A adesão no setor de transportes é grande, segundo fontes sindicais, envolvendo rodoviários, ferroviários, metroviários, aquaviários e talvez até os aeronautas, embora isso seja mais difícil de acontecer. Comerciários, professores, funcionários públicos e bancários, entre outras categorias, já decidiram parar. Escolas já decretaram feriado. A Igreja Católica criticou as reformas e deve endossar a greve, assim como muitas igrejas evangélicas.
Se houver repressão, mais fermento na radicalização. Ontem a polícia reprimiu com violência os índios que protestaram em frente ao Congresso.

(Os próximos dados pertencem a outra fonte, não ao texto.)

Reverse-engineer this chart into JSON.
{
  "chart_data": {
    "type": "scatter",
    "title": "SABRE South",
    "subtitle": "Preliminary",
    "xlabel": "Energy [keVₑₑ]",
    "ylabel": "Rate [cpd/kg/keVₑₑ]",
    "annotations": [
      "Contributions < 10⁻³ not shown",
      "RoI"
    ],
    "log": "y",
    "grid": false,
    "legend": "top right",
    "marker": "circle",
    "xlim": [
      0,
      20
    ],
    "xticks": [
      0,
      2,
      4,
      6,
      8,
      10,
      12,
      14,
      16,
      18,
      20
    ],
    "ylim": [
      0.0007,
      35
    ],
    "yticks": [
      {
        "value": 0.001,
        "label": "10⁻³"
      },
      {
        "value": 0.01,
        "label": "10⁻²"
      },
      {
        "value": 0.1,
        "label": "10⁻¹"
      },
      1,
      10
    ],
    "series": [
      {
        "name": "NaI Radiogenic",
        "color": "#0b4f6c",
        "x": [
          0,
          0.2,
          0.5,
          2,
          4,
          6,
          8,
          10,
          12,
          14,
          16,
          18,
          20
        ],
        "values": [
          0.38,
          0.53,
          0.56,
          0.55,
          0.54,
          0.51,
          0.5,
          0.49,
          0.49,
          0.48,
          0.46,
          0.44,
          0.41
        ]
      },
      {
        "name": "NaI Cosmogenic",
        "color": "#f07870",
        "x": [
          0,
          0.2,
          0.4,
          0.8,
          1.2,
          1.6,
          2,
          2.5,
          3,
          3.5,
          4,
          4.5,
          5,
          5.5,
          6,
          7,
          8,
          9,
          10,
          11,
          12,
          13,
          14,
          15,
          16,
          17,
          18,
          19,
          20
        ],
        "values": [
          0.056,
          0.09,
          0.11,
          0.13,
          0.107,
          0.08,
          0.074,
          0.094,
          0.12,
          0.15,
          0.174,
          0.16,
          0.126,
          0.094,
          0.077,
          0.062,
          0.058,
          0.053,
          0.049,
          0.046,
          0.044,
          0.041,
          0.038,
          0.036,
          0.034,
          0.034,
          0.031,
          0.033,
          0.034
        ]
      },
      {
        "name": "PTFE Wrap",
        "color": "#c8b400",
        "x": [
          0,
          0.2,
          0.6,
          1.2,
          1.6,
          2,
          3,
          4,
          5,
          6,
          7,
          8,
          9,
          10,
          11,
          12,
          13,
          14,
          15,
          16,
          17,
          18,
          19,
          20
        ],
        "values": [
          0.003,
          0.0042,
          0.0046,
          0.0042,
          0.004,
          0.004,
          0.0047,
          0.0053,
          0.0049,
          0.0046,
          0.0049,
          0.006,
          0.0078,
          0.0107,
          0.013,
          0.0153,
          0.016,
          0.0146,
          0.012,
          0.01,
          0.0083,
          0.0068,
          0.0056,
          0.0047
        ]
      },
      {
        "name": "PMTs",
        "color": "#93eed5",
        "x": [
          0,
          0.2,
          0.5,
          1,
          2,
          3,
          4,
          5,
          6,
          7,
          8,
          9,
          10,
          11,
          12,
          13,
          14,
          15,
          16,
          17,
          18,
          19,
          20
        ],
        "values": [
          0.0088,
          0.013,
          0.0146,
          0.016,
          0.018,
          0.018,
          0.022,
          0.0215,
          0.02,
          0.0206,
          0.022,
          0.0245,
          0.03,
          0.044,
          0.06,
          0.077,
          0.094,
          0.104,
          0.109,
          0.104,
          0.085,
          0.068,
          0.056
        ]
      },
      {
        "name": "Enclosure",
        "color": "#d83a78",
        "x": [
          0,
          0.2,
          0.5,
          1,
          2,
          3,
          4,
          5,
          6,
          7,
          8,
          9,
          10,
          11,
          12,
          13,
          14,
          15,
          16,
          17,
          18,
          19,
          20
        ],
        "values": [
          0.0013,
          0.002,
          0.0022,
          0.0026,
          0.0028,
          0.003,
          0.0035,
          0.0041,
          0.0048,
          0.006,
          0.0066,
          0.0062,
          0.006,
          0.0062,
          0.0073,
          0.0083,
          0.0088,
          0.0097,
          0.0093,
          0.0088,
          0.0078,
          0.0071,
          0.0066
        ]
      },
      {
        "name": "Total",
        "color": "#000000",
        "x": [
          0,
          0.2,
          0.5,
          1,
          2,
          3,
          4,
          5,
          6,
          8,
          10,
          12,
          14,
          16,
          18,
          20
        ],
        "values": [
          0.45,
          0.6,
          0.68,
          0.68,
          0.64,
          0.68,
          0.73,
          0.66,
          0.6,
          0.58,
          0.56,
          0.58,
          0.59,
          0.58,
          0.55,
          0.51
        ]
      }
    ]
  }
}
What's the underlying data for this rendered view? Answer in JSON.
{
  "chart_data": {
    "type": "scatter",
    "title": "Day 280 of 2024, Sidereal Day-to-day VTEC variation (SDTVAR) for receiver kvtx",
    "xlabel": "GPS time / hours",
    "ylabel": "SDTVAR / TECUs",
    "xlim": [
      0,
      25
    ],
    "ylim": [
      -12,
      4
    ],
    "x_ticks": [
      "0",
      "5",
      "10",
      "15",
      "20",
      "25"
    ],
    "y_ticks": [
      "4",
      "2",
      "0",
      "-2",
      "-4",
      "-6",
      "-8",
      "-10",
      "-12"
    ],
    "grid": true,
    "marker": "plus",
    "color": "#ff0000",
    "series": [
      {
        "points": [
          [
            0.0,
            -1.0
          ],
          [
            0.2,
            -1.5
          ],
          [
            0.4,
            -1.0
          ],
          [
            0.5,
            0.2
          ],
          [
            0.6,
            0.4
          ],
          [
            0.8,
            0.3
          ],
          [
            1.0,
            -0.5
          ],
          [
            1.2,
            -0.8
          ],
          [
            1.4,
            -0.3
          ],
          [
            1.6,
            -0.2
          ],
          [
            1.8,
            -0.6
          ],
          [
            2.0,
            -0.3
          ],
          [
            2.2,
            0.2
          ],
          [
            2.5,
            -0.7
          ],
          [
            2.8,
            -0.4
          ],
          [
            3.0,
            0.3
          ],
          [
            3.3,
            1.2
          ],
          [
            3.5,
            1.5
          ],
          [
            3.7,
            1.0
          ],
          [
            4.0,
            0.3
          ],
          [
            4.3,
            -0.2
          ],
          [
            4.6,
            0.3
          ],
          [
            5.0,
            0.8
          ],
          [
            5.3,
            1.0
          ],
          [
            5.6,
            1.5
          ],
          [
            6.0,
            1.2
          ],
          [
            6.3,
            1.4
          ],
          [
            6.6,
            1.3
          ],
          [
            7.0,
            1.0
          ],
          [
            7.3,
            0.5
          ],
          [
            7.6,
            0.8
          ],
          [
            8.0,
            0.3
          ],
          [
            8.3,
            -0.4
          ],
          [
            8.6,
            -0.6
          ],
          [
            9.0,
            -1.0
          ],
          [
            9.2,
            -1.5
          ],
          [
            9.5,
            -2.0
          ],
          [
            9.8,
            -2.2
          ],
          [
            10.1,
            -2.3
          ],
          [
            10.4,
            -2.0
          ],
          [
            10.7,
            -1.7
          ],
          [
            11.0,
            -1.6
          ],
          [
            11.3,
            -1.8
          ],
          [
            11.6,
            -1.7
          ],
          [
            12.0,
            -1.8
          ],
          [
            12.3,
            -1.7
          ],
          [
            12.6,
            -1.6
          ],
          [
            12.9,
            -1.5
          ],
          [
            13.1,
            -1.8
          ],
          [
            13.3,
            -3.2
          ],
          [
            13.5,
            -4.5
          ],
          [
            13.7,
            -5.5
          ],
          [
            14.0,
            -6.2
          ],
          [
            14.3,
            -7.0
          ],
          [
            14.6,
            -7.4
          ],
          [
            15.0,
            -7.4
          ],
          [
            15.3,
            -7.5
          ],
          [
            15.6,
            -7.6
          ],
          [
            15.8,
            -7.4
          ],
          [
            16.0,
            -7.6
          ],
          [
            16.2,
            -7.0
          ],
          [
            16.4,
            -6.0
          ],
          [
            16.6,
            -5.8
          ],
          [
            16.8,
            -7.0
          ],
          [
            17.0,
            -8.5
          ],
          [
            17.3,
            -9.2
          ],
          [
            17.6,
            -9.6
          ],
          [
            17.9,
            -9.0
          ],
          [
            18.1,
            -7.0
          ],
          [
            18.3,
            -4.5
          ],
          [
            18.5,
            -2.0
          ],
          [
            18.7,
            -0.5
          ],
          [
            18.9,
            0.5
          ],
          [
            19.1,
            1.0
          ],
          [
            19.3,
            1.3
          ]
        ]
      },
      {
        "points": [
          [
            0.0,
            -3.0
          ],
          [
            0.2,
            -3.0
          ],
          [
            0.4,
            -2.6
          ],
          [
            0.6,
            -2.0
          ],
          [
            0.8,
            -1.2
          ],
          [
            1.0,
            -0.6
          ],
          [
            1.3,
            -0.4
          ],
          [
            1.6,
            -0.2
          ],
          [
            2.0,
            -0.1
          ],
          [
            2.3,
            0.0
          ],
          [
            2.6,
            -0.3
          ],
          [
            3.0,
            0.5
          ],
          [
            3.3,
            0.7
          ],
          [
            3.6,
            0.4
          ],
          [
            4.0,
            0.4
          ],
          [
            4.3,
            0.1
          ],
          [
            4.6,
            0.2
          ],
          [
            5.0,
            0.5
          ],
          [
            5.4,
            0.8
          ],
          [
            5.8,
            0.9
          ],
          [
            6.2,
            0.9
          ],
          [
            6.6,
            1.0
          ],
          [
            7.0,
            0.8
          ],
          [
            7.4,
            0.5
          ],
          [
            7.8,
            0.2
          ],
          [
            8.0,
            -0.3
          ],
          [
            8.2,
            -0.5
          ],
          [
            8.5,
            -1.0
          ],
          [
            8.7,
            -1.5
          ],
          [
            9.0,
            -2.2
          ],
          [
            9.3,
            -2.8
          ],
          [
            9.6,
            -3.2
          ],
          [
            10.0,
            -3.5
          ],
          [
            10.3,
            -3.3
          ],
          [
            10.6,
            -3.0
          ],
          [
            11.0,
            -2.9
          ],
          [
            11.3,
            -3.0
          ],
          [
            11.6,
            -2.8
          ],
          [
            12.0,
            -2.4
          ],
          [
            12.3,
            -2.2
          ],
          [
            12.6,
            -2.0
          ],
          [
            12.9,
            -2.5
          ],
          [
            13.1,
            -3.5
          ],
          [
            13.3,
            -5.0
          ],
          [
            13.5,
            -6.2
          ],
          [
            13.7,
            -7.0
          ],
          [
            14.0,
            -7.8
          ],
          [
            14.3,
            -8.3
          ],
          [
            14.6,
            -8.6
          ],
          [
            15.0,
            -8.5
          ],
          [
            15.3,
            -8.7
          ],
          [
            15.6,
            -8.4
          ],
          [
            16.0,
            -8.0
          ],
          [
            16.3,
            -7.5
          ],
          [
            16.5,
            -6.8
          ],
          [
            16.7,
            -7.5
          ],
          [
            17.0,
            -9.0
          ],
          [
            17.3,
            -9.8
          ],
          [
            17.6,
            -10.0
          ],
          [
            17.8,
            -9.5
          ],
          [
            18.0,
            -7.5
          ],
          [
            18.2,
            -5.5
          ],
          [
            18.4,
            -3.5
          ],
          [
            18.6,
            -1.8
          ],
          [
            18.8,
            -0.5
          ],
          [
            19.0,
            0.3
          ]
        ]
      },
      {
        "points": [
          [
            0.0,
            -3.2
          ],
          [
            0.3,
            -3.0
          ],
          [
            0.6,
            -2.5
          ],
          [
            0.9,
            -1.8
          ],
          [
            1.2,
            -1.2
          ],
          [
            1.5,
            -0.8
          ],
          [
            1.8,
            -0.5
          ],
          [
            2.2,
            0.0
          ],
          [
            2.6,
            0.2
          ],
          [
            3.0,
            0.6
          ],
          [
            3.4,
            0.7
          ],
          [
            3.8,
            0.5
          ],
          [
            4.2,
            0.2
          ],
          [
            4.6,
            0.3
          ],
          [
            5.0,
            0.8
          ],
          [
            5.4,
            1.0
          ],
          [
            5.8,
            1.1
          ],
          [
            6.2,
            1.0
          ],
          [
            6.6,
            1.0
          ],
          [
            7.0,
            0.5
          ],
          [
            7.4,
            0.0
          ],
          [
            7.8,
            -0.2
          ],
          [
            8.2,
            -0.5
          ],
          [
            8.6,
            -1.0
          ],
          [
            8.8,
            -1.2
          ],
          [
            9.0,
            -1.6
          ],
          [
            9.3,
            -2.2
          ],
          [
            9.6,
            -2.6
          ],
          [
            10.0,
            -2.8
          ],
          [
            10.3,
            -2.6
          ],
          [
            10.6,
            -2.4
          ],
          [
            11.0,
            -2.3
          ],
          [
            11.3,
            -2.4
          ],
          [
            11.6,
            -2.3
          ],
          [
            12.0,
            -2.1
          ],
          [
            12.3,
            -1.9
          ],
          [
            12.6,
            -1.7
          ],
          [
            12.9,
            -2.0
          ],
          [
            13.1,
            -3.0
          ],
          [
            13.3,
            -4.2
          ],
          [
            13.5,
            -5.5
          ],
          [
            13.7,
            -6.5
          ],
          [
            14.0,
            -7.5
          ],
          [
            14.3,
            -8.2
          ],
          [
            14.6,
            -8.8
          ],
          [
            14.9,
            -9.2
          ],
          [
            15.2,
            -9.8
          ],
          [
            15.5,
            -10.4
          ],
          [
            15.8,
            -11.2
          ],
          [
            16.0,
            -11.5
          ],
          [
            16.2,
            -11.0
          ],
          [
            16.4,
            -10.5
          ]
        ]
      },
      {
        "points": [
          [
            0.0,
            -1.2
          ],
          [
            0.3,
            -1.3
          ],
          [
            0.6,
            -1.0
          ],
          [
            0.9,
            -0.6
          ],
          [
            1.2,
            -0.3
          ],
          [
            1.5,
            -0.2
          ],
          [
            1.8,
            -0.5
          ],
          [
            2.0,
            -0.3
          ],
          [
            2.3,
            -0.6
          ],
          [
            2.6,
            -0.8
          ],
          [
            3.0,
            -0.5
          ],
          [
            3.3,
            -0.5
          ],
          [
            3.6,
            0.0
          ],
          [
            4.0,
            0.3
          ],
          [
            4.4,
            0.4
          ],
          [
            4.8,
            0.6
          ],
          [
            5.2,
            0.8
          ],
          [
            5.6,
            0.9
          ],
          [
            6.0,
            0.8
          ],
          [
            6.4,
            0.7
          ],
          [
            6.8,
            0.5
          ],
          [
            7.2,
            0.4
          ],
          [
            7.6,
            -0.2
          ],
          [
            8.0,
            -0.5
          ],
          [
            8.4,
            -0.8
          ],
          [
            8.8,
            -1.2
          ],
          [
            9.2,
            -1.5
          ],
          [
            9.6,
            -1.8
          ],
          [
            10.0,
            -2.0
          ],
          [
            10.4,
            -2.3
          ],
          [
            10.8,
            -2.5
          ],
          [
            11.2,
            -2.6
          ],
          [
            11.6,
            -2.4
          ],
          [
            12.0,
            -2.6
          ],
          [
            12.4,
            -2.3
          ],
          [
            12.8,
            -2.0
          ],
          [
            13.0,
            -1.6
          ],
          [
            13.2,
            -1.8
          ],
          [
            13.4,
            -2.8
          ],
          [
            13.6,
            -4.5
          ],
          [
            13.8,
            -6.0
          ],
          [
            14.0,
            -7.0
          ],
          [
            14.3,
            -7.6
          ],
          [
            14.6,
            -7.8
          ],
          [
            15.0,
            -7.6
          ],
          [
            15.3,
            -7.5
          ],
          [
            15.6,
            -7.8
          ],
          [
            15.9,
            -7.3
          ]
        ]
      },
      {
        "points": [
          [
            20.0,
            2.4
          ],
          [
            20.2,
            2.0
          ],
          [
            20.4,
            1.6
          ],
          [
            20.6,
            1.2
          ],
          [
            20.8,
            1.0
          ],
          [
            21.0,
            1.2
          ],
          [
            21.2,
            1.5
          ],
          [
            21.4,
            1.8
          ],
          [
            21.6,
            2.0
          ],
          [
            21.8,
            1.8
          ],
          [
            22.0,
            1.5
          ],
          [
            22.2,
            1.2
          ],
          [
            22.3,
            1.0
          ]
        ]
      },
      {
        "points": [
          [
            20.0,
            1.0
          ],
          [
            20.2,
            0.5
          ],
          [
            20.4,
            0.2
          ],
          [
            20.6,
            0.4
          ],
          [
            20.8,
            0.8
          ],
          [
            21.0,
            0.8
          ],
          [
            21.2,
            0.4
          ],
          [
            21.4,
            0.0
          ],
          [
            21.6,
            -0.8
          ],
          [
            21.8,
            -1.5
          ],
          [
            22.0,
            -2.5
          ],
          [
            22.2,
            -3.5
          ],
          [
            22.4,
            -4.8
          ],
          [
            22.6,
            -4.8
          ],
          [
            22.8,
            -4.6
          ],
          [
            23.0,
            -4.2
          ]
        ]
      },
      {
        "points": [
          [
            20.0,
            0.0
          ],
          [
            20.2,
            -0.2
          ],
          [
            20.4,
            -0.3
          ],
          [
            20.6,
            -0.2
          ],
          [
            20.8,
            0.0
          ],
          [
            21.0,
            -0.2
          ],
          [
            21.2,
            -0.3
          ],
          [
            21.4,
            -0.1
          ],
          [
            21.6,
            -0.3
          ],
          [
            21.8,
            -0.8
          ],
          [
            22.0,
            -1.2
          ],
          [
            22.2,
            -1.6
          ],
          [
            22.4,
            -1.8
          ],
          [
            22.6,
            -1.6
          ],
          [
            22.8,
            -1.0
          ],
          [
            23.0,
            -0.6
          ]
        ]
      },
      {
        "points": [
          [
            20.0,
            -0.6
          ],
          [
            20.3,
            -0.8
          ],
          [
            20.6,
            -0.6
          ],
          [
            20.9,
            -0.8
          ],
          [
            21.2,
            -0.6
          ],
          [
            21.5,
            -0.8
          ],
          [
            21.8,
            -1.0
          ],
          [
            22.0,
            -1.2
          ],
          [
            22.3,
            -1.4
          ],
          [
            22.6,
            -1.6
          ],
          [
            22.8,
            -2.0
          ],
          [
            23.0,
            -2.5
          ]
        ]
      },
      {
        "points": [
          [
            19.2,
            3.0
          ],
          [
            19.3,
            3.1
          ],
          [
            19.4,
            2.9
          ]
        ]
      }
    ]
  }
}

Até aqui, nestes 11 meses de governo Temer, a frustração era grande mas passiva, exceto pela ação dos movimentos sociais mais ativos. Com a iminente aprovação de reformas que mexem com a vida de cada um, reduzindo ou suprimindo direitos, precarizando o trabalho ou ameaçando a aposentadoria, o ânimo das ruas está mudando sensivelmente, dizem os que estão envolvidos com a organização da greve. Protestar contra o golpe soava como solidariedade ao PT, o que muita gente não queria externar naquele momento. Agora, o governo petista é uma lembrança vista pelo retrovisor, e o de Temer está aí, atirando-se com sofreguidão contra tudo o que significou avanço social nas últimas décadas, afora a compulsão por entregar e desnacionalizar o patrimônio nacional, num raio que vai do pré-sal às terras agrícolas. O quadro é tão feio que vem unindo adversários, pelo menos no sindicalismo, e devolvendo aos intimidados a desenvoltura perdida. Com 10% de popularidade, a economia congelada e começando a perder apoio no Congresso, Temer flerta com a radicalização e suas consequências. O terreno vai ficando propício ao confronto, à convulsão.
Algum deputado da oposição, já não me lembro quem, na votação de ontem citou o jurista português Canotilho, de renome mundial. Para ele, direitos e conquistas sociais, uma vez consagrados pela Constituição de um país, tornam-se cláusulas pétreas, não podendo ser removidos. A roda da História não devia mesmo poder girar para trás mas aqui faltou escrever isso na Carta de 1988, que vem sendo desconstruída e apagada. E para tristeza da alma de Ulysses Guimarães, por seu partido, o PMDB, com a ajuda inestimável da dissidência peemedebista que deu no PSDB.